她怔怔愣了下,「殿下不睡了?」
謝珏抬著眼一動不動望著她,慢聲道,
「醒了,就睡不著了。」
她一頭順滑的青絲散落在纖薄的背脊,小臉瑩潤而姝艷,穿著白色的寢衣,秀致溫軟。抱在懷裡能一夜安眠。
很早以前他就想這麼做,想把她抱在懷中,想對她肆意占./有甚至幾次失控。在東宮時他明明有一大半的心神都落在她身上,卻不願意承認他對她有多心軟,沉溺和迷戀。

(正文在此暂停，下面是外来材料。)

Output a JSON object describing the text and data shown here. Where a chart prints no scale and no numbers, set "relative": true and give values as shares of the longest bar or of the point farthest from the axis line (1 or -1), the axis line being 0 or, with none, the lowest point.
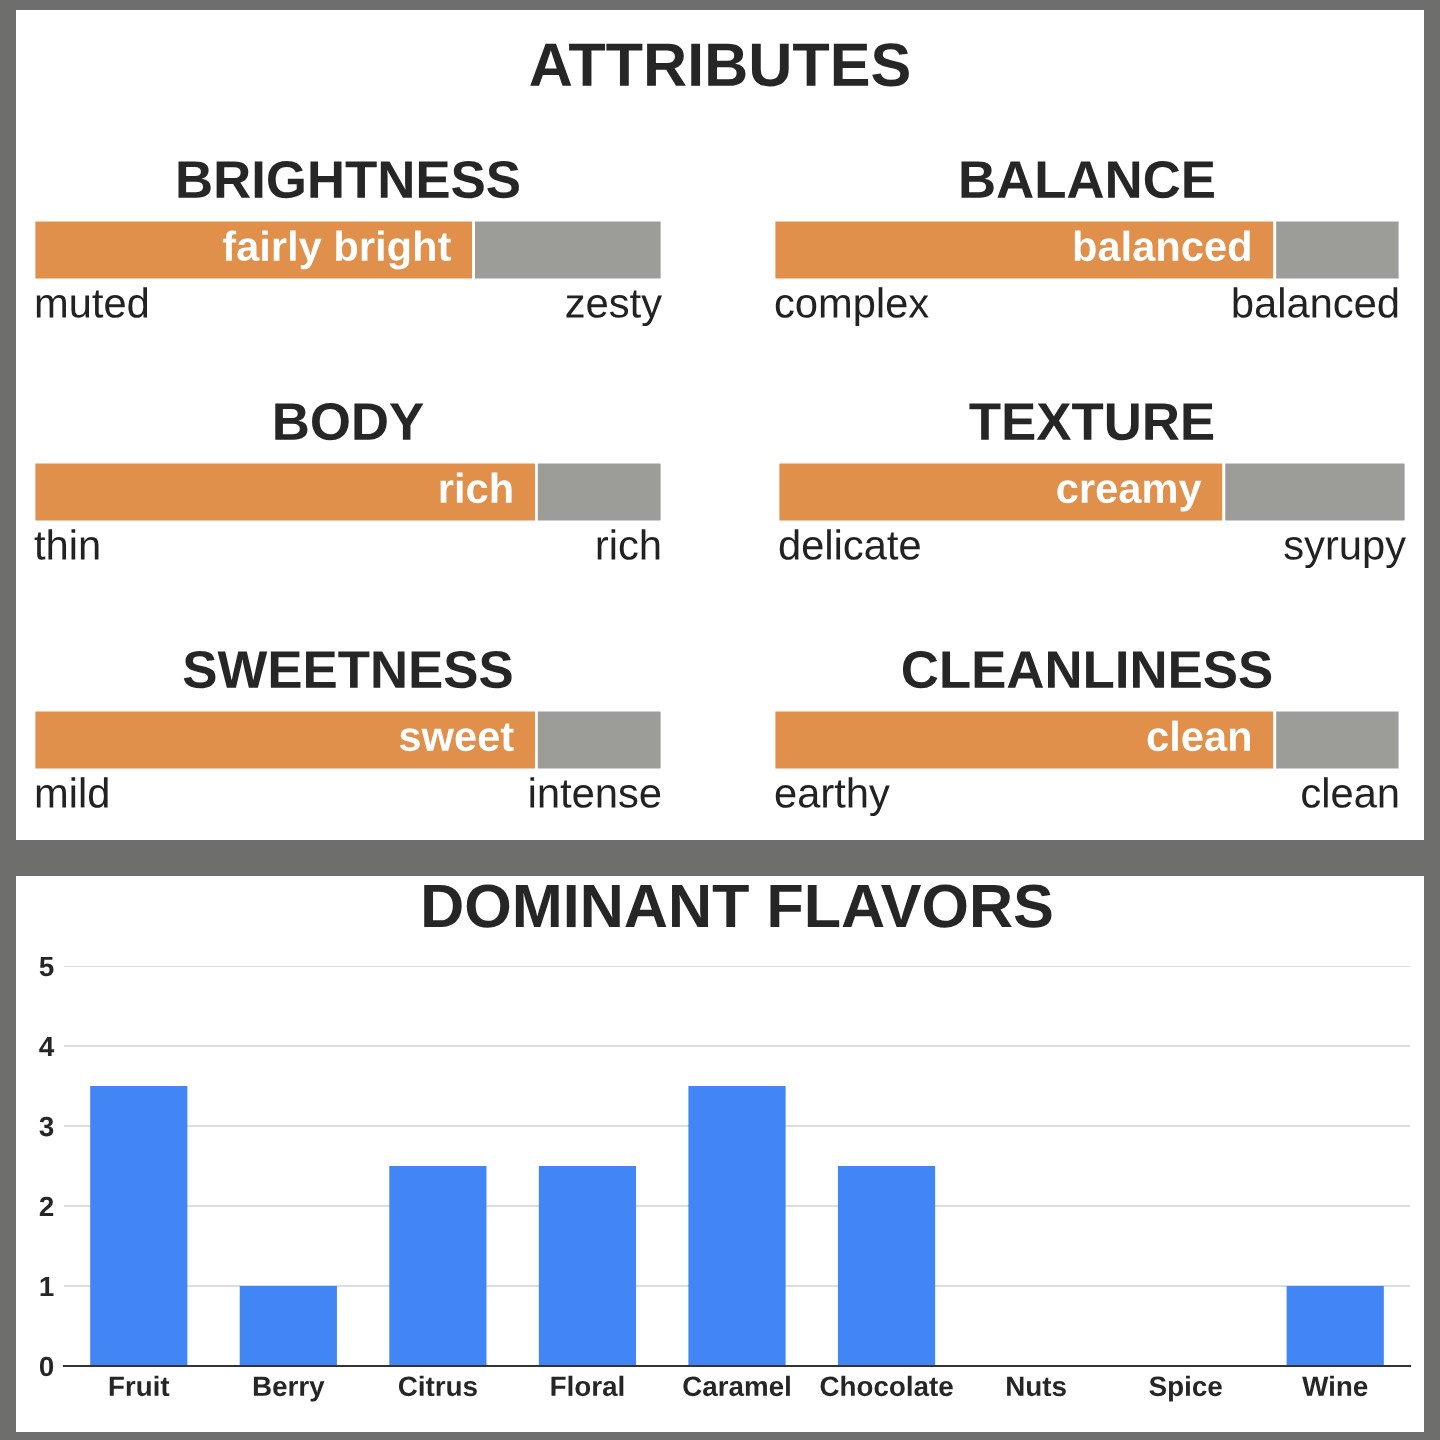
{
  "chart_data": [
    {
      "type": "other",
      "title": "ATTRIBUTES"
    },
    {
      "type": "bar",
      "orientation": "horizontal",
      "stacked": true,
      "relative": true,
      "title": "BRIGHTNESS",
      "categories": [
        null
      ],
      "annotations": [
        "muted",
        "zesty",
        {
          "text": "fairly bright",
          "x": 0.7
        }
      ],
      "series": [
        {
          "color": "#e0904a",
          "values": [
            0.7
          ]
        },
        {
          "color": "#9c9d99",
          "values": [
            0.3
          ]
        }
      ]
    },
    {
      "type": "bar",
      "orientation": "horizontal",
      "stacked": true,
      "relative": true,
      "title": "BALANCE",
      "categories": [
        null
      ],
      "annotations": [
        "complex",
        "balanced",
        {
          "text": "balanced",
          "x": 0.8
        }
      ],
      "series": [
        {
          "color": "#e0904a",
          "values": [
            0.8
          ]
        },
        {
          "color": "#9c9d99",
          "values": [
            0.2
          ]
        }
      ]
    },
    {
      "type": "bar",
      "orientation": "horizontal",
      "stacked": true,
      "relative": true,
      "title": "BODY",
      "categories": [
        null
      ],
      "annotations": [
        "thin",
        "rich",
        {
          "text": "rich",
          "x": 0.8
        }
      ],
      "series": [
        {
          "color": "#e0904a",
          "values": [
            0.8
          ]
        },
        {
          "color": "#9c9d99",
          "values": [
            0.2
          ]
        }
      ]
    },
    {
      "type": "bar",
      "orientation": "horizontal",
      "stacked": true,
      "relative": true,
      "title": "TEXTURE",
      "categories": [
        null
      ],
      "annotations": [
        "delicate",
        "syrupy",
        {
          "text": "creamy",
          "x": 0.71
        }
      ],
      "series": [
        {
          "color": "#e0904a",
          "values": [
            0.71
          ]
        },
        {
          "color": "#9c9d99",
          "values": [
            0.29
          ]
        }
      ]
    },
    {
      "type": "bar",
      "orientation": "horizontal",
      "stacked": true,
      "relative": true,
      "title": "SWEETNESS",
      "categories": [
        null
      ],
      "annotations": [
        "mild",
        "intense",
        {
          "text": "sweet",
          "x": 0.8
        }
      ],
      "series": [
        {
          "color": "#e0904a",
          "values": [
            0.8
          ]
        },
        {
          "color": "#9c9d99",
          "values": [
            0.2
          ]
        }
      ]
    },
    {
      "type": "bar",
      "orientation": "horizontal",
      "stacked": true,
      "relative": true,
      "title": "CLEANLINESS",
      "categories": [
        null
      ],
      "annotations": [
        "earthy",
        "clean",
        {
          "text": "clean",
          "x": 0.8
        }
      ],
      "series": [
        {
          "color": "#e0904a",
          "values": [
            0.8
          ]
        },
        {
          "color": "#9c9d99",
          "values": [
            0.2
          ]
        }
      ]
    },
    {
      "type": "bar",
      "title": "DOMINANT FLAVORS",
      "categories": [
        "Fruit",
        "Berry",
        "Citrus",
        "Floral",
        "Caramel",
        "Chocolate",
        "Nuts",
        "Spice",
        "Wine"
      ],
      "values": [
        3.5,
        1,
        2.5,
        2.5,
        3.5,
        2.5,
        0,
        0,
        1
      ],
      "color": "#4285f4",
      "ylim": [
        0,
        5
      ],
      "yticks": [
        0,
        1,
        2,
        3,
        4,
        5
      ],
      "grid": "y"
    }
  ]
}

柔弱又倔強的女人,不知道什麼時候早就占滿了他的眼和心。
雲泠見他醒了,坐直身體溫聲道,「殿下可要起身,我幫殿下更衣。」
安公公端著水敲門進來時,殿下和姑姑都已經醒了。
只是殿下還站在床邊,低頭看著姑姑替他細緻地整理衣裳。
安公公偷偷笑了下,把水端過去就悄悄退下了。
洗漱完安公公又令人抬了早膳進來,這時就看見裴遠急匆匆來報,「殿下,昨晚曹志平突然暴斃在獄中!」
房間內一瞬間寂靜下來。
剛有點苗頭,這背後之人就潛入牢中把人殺了。手腳還真是快啊!
謝珏沒什麼情緒坐下來,垂眸喝了一口參湯,淡聲問,「他昨晚招供了沒有?」
夜長,自然夢多。謝珏怎麼會真的讓曹志平考慮一天。
引殺手上鉤的計謀罷了。
裴遠這時露出一個笑容,「招了。」
「並且那個殺手也被屬下拿下。」
那曹志平也是涉案之人,但不是主謀。他也不蠢,將一行來往書信都留了後手。死前的心愿是希望殿下能幫他保下家人。
謝珏扯了扯唇角,「甚好。」
「傳孤的令,抓人。」
裴遠:「是。」
雲泠也甚是高興,二十萬兩白銀有了下落,不僅是案子破了,對雲澤百姓也是好事一樁。
裴遠離開後,雲泠問,「殿下是不是心裡早就有數,知道這背後主謀是誰?」
只不過是苦於沒有證據罷了,所以他看似是來查案,實則所有行為都是為了一步一步逼那主謀露出馬腳,主動棄車保帥。而他藉此,反而搜集到了證據。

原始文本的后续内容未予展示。